What has happened to the Goodison Review and the Treasurys Saving Art for the Nation initiative, now two years old? Precious little. Few of the forty-five recommendations have been implemented. The complex tax provisions still obstruct the transfer of heritage material from private to public ownership, export licensing procedure is unchanged, and the NHMF and HLF remain much as they were, with slightly less money and grant procedures still encumbered. Above all, none of the plans for concentrating and simplifying all the functions and regulations, grown up ad hoc since 1896, has been implemented. An MLA with real power to anticipate the heritage needs of the country is conspicuously, unarguably, needed. Yet the DCMS and the Treasury cling to these tasks, even though they cant comprehend them. Between 2001 and 2006, the DCMS will have increased funding for sport by 91 per cent, the arts by 63 per cent, and museums, libraries and archives by 26 per cent. A report by the London School of Economics says there is nothing for the last but to prepare for an orderly management of decline. Everyone is convinced that the Olympics craze will see yet more funds removed from what is already at the bottom of the pile.

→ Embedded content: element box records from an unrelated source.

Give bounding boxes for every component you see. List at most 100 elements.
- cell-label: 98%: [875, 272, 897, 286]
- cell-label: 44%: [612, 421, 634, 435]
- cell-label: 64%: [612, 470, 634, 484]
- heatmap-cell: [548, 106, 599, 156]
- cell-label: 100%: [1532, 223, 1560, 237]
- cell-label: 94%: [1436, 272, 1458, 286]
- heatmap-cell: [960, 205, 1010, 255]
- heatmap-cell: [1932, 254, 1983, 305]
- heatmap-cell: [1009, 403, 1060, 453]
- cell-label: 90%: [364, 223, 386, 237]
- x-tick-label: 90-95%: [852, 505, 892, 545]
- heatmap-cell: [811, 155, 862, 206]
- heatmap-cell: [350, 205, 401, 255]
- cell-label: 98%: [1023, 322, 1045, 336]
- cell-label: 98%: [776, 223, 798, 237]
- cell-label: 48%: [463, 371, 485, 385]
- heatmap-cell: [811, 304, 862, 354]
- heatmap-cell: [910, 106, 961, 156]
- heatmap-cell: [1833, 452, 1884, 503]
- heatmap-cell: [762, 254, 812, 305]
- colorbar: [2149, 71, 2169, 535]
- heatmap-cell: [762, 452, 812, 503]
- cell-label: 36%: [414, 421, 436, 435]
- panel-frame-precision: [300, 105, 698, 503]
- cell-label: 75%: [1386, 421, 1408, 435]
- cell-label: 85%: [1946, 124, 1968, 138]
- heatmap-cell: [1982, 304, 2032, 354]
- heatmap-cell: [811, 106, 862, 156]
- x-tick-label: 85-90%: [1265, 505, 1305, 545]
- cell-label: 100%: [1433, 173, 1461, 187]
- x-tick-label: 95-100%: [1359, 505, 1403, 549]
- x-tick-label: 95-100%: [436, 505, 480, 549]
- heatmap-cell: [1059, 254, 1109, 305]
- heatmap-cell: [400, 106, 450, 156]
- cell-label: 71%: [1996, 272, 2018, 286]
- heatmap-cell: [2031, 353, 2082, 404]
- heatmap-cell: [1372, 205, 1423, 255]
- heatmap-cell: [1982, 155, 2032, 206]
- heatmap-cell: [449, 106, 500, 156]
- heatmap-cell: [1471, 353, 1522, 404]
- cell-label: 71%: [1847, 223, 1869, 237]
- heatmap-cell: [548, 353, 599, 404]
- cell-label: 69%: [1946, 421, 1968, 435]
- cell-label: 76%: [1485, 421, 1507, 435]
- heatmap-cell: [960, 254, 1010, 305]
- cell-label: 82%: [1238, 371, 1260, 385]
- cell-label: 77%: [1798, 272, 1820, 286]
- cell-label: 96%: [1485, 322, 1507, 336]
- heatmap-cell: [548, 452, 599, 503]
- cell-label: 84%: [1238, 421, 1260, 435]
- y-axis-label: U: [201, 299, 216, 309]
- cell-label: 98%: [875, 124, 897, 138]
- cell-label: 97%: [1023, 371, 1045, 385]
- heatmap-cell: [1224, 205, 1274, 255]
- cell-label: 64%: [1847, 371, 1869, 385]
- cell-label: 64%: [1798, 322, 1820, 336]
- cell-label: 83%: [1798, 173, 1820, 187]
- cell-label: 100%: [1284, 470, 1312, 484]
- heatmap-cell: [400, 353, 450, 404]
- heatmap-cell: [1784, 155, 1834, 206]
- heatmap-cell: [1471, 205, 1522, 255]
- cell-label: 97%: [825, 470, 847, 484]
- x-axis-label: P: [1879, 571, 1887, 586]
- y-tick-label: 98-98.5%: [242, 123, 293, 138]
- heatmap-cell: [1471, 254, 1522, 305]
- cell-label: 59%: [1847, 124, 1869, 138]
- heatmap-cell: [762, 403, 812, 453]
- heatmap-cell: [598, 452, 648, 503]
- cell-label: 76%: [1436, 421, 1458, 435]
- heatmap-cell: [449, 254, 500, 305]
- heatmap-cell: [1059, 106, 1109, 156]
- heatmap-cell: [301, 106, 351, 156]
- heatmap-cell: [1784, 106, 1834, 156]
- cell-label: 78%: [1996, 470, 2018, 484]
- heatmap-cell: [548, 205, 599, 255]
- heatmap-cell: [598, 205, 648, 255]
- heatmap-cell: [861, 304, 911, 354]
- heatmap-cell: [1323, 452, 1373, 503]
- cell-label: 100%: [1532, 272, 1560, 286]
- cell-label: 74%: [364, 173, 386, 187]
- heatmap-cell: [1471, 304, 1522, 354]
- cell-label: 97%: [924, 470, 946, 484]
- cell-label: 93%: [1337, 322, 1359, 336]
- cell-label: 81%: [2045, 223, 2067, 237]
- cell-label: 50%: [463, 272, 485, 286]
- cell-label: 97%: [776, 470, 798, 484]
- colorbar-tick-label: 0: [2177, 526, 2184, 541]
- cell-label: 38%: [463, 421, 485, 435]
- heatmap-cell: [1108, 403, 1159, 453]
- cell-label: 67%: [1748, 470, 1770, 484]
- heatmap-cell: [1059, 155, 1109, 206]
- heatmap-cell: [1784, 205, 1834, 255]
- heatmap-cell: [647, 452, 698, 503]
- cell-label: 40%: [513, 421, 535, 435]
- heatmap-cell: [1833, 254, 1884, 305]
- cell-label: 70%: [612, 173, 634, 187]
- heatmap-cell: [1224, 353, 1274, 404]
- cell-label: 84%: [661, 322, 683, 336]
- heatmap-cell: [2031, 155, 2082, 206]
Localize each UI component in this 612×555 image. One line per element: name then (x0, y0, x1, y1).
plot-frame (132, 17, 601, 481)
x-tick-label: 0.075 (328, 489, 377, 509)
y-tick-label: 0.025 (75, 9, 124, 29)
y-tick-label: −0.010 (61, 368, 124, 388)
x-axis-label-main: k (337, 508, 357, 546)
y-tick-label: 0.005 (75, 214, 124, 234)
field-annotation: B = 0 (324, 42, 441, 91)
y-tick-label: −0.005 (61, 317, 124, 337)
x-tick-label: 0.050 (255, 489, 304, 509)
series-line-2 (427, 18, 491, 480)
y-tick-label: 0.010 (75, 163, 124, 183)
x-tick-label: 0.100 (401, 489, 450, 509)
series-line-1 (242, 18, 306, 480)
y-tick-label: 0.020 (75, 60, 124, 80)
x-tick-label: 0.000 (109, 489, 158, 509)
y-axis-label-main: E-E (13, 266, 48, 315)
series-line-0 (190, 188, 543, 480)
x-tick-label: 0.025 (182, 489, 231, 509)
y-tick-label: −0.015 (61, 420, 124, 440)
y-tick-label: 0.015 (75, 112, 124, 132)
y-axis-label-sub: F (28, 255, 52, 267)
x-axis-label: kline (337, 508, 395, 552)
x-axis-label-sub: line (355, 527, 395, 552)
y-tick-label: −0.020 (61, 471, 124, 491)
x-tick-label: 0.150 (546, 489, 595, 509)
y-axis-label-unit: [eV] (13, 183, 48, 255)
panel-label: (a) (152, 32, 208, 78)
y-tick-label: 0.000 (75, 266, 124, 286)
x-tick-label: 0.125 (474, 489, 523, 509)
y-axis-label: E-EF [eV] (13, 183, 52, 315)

Culture has always led a threatened life. Jennie Lee was the first and last minister to achieve positive good, and the post since has always been held by those who, for one reason or another, have passed their sell-by date. Many tried hard, and there have been some successes to set against the general downward drift. Whether the Lottery has been an effective substitute for direct investment from taxation is doubtful, but it has made a dent in the Treasurys monolithic opposition to spending on what it regards as something frivolous, despite evidence to the contrary, such as the TV ratings for Restoration and the fact that no fewer than 50 per cent of all schoolchildren visit museums. But the outlook is not good. If Macclesfield has gone and Murray is still in the balance, there is plenty left that needs help. What about protecting the heritage in situ, a cheaper and better option than the slow cumbrous drift into underfunded repositories? Perhaps that is too much to ask, but a properly funded MLA would be a big first step in the right direction.